Monday, August 20, 2018
THE BALLAD OF GREGORIO CORTEZ: ATTENTION TO DETAIL
In 1982 when THE BALLAD OF GREGORIO CORTEZ aired on PBS and then was released to theaters I remember hearing about it but never had the opportunity to see it. It fell off the radar with few video stores even carrying the title to get that second chance. So seeing that Criterion has made the effort to bring it back was a treat to learn.
Based on a true story the film takes place in 1901 Texas and tells the tale of Mexican-American Gregorio Cortez, a man accused of cold bloodedly killing a sheriff and the 10 pursuit that followed with the combined efforts of local lawmen and the Texas Rangers. It’s important to note that word accused in there. As we watch the film, told effectively in disjointed fashion, we learn that the shooting took place not as a premeditated killing but as a misunderstanding of words.
Sheriff Morris (Timothy Scott) and his interpreter Boone Choate (Tom Bower) arrive enquiring about a stolen horse that someone claims Cortez (Edward James Olmos) sold them. Boone’s understanding of Spanish isn’t quite up to par and the words he hears leave the Sheriff with the only option being to arrest Cortez. Guns are drawn, shots fired and the next thing you know Cortez brother Romaldo (Pepe Serna) is mortally wounded, the sheriff dead and Boone going after help.
Once word gets out the chase is on as a posse is rounded up and sets out in a combined mode of trying to capture the fleeing Cortez and vengeance for the shooting of the Sheriff.

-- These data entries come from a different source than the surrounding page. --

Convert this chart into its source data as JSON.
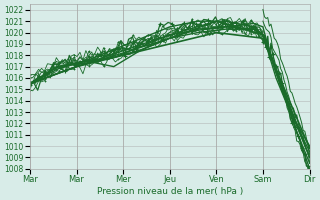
{
  "title": "",
  "xlabel": "Pression niveau de la mer( hPa )",
  "ylabel": "",
  "bg_color": "#d8ece8",
  "plot_bg_color": "#d8ece8",
  "grid_color": "#aaaaaa",
  "line_color": "#1a6b2a",
  "ylim": [
    1008,
    1022.5
  ],
  "yticks": [
    1008,
    1009,
    1010,
    1011,
    1012,
    1013,
    1014,
    1015,
    1016,
    1017,
    1018,
    1019,
    1020,
    1021,
    1022
  ],
  "xtick_labels": [
    "Mar",
    "Mar",
    "Mer",
    "Jeu",
    "Ven",
    "Sam",
    "Dir"
  ],
  "xtick_positions": [
    0,
    0.167,
    0.333,
    0.5,
    0.667,
    0.833,
    1.0
  ],
  "curves": [
    {
      "x": [
        0.0,
        0.1,
        0.2,
        0.3,
        0.4,
        0.5,
        0.6,
        0.7,
        0.8,
        0.833,
        0.85,
        0.88,
        0.92,
        0.96,
        1.0
      ],
      "y": [
        1015.5,
        1017.0,
        1017.5,
        1018.5,
        1019.5,
        1020.5,
        1021.0,
        1021.0,
        1020.5,
        1019.8,
        1019.0,
        1016.5,
        1014.0,
        1011.5,
        1009.5
      ],
      "linewidth": 1.0
    },
    {
      "x": [
        0.0,
        0.1,
        0.2,
        0.3,
        0.4,
        0.5,
        0.6,
        0.7,
        0.8,
        0.833,
        0.86,
        0.9,
        0.95,
        1.0
      ],
      "y": [
        1015.5,
        1017.0,
        1017.5,
        1017.0,
        1018.5,
        1019.5,
        1020.3,
        1020.5,
        1020.8,
        1020.5,
        1018.0,
        1015.0,
        1012.0,
        1009.0
      ],
      "linewidth": 1.0
    },
    {
      "x": [
        0.0,
        0.1,
        0.2,
        0.3,
        0.4,
        0.5,
        0.6,
        0.7,
        0.8,
        0.833,
        0.87,
        0.91,
        0.95,
        1.0
      ],
      "y": [
        1015.5,
        1016.8,
        1017.5,
        1017.8,
        1018.8,
        1019.8,
        1020.2,
        1020.5,
        1020.3,
        1019.8,
        1017.5,
        1014.5,
        1011.5,
        1008.5
      ],
      "linewidth": 1.0
    },
    {
      "x": [
        0.0,
        0.1,
        0.2,
        0.3,
        0.4,
        0.5,
        0.6,
        0.7,
        0.8,
        0.833,
        0.88,
        0.93,
        1.0
      ],
      "y": [
        1015.5,
        1017.0,
        1017.3,
        1017.8,
        1018.5,
        1019.5,
        1020.0,
        1020.3,
        1020.3,
        1019.8,
        1016.0,
        1013.0,
        1010.0
      ],
      "linewidth": 1.0
    },
    {
      "x": [
        0.0,
        0.167,
        0.333,
        0.5,
        0.667,
        0.833,
        1.0
      ],
      "y": [
        1015.5,
        1017.0,
        1018.0,
        1019.0,
        1020.0,
        1019.5,
        1009.8
      ],
      "linewidth": 1.2
    },
    {
      "x": [
        0.0,
        0.167,
        0.333,
        0.5,
        0.667,
        0.833,
        1.0
      ],
      "y": [
        1015.5,
        1017.0,
        1018.2,
        1019.5,
        1021.0,
        1019.8,
        1008.0
      ],
      "linewidth": 1.0
    },
    {
      "x": [
        0.0,
        0.167,
        0.5,
        0.667,
        0.833,
        1.0
      ],
      "y": [
        1015.5,
        1017.0,
        1019.8,
        1021.0,
        1019.8,
        1009.0
      ],
      "linewidth": 1.0
    }
  ]
}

Much of that issue is what forms the story here, the attitudes of those living in those days in that location. Mexican-Americans were looked down on by the whites who had moved in and taken over the area. An attitude filters through much of the movie when it comes to some but not all of those in pursuit. While many would liken this to attitudes viewed in the news today keep in mind the movie was made in 1982.
The end of the movie isn’t spoiler free as it’s historically known. Cortez was indeed captured after that 10 day trek and tried. It is during the preparations for the trial nearly 2/3 of the way into the film that we have an interpreter who actually can speak Spanish and find out what really happened. Was it homicide or justifiable self-defense?
There are several things that make this movie stand out from so many others. The first is the topic itself, one rarely discussed or seen in movie westerns up to that point. Prior to this film Mexicans and Mexican-Americans had been tossed to the side portrayed as either servants or bandits. It was as if there was no in-between. There was no depiction of them as cowboys working the range like all others. The same held true for blacks at the time who made up a vast number of cowboys. It took this long for someone to consider that there might be a story that hadn’t been told yet.
Another thing that makes the movies standout is the efforts of director Robert M. Young. A documentary film maker used to shooting things that way gave the look a different appearance than most films shot about the west. He went for a look of authenticity for the film using the ambient light that was around rather than shooting with huge lights. Shot mostly on location this way it gives the look of the film a certain amount of grit and makes you feel like you’re there rather than on a set.
That look of authenticity goes further with the set decoration and costumes used for the film. Far too many westerns have that studio feel to them, streets with little or no dust yet nothing but dirt. Clothes that have that new fresh look rather than appearing lived in and many made ignoring the designs, styles and makeup of those clothes from the time period. Nothing seems that way here.
If that wasn’t enough Criterion has done a tremendous job with the film, starting with a 2k restoration that looks amazing. Extras are essential to this release but let me tell you what they are first. There is a new interview with actor and producer Olmos, a new interview with Chon A. Noriega, author of “Shot in American: Television, the State and the Rise of Chicano Cineman”, a cast and crew panel from 2016 including Olmos, Young, producer Moctesuma Esparza, cinematographer Reynaldo Villalobos, and actors Bruce McGill, Tom Bower, Rosana DeSoto and Pepe Serna and an essay by film scholar Charles Ramírez Berg.
Now, here is why these extras are so important. They tell the story within the story. It isn’t just important that a movie like this was made but the fact that it was able to happen to begin with and what transpired after. Made with the assistance of PBS to be aired on those stations it also had a run in theaters as well. How that was handled is a story unto itself. There are plenty of stories about independent films that were made and mishandled by major studios once picked up for distribution. This film is among those. With the potential to be a major hit it was this mishandling that made it fall short. Not a problem with the film but the promotion and handling of it. Watch the extras and you’ll have the chance to hear Olmos tell the tale better than I can here.
On the whole Criterion has done another exceptional job with this film. And they’ve also done what they’ve done in the past which is provide not just a great job of how it’s presented but allowing a lost treasure to have the opportunity to be discovered by those who missed it the first time around and those who’ve never heard or seen the film. You can’t ask more for a release on a film like this.